Sheila (sheilaj) You know who came to mind when envisioning Vera? Susan Boyle the singer.

I just listened to a passage that mentioned being online and Vera wondering if her social awkwardness might lead to basically living online after retirement.

Do we know how old Vera is supposed to be?


Shirley Mytnowych | 57 comments Mod
I agree with you both regarding the comments about her weight - I struggle with weight issues and it makes me feel uncomfortable to hear it repeated with such negative connotations. I picture Vera to be in her late 50's or maybe 60?


message 13: by Susan (new)

Susan (susanopl) | 472 comments Mod
Shirley wrote: "I agree with you both regarding the comments about her weight - I struggle with weight issues and it makes me feel uncomfortable to hear it repeated with such negative connotations. I picture Vera ..."
I agree with that age range, Shirley. And let's hear it for being kind about people's weight!

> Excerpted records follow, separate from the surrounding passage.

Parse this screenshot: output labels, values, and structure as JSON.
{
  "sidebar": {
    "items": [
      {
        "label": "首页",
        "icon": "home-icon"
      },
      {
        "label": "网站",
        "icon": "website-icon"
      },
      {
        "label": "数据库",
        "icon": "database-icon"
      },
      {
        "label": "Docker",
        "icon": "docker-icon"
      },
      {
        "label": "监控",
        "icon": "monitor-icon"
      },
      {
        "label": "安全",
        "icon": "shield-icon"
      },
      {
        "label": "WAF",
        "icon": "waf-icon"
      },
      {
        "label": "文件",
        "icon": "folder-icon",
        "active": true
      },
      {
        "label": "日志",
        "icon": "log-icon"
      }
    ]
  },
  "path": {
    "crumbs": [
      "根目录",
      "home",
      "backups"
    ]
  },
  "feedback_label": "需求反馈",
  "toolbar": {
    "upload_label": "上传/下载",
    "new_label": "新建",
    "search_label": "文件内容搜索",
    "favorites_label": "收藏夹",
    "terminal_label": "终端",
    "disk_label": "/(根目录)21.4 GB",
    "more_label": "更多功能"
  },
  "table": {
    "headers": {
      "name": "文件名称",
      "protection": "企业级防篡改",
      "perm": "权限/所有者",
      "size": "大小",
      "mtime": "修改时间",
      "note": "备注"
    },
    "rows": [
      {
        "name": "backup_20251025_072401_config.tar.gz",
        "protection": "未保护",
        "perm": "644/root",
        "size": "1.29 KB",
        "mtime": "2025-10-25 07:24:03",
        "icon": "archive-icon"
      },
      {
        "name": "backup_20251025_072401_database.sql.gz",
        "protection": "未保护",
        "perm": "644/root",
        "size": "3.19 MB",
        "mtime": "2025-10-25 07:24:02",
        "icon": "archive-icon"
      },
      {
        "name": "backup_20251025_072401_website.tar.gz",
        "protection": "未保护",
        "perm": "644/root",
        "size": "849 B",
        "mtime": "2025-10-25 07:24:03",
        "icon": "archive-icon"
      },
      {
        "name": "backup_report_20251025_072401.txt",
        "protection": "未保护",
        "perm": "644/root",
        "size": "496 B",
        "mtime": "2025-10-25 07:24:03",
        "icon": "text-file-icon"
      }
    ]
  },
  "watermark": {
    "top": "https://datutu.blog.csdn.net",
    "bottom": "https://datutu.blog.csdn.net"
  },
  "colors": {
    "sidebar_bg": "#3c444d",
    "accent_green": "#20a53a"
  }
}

Vicki I appreciate Vera's dedication to her work (p23 And nothing made her feel as alive as murder.) But she appears to be fleetingly looking ahead to some kind of retirement; putting herself in the hedonists' place then discarding the idea. I think Vera has few illusions about who she is and what are her gifts and contributions.


message 15: by Jennifer (new)

Jennifer Patrick | 57 comments Mod
Sheila wrote: "You know who came to mind when envisioning Vera? Susan Boyle the singer.

I just listened to a passage that mentioned being online and Vera wondering if her social awkwardness might lead to basical..."


That is how I saw her! Grumpy and disillusioned, however extremely smart. Whatever her nature thought she get the job done, despite her surly nature.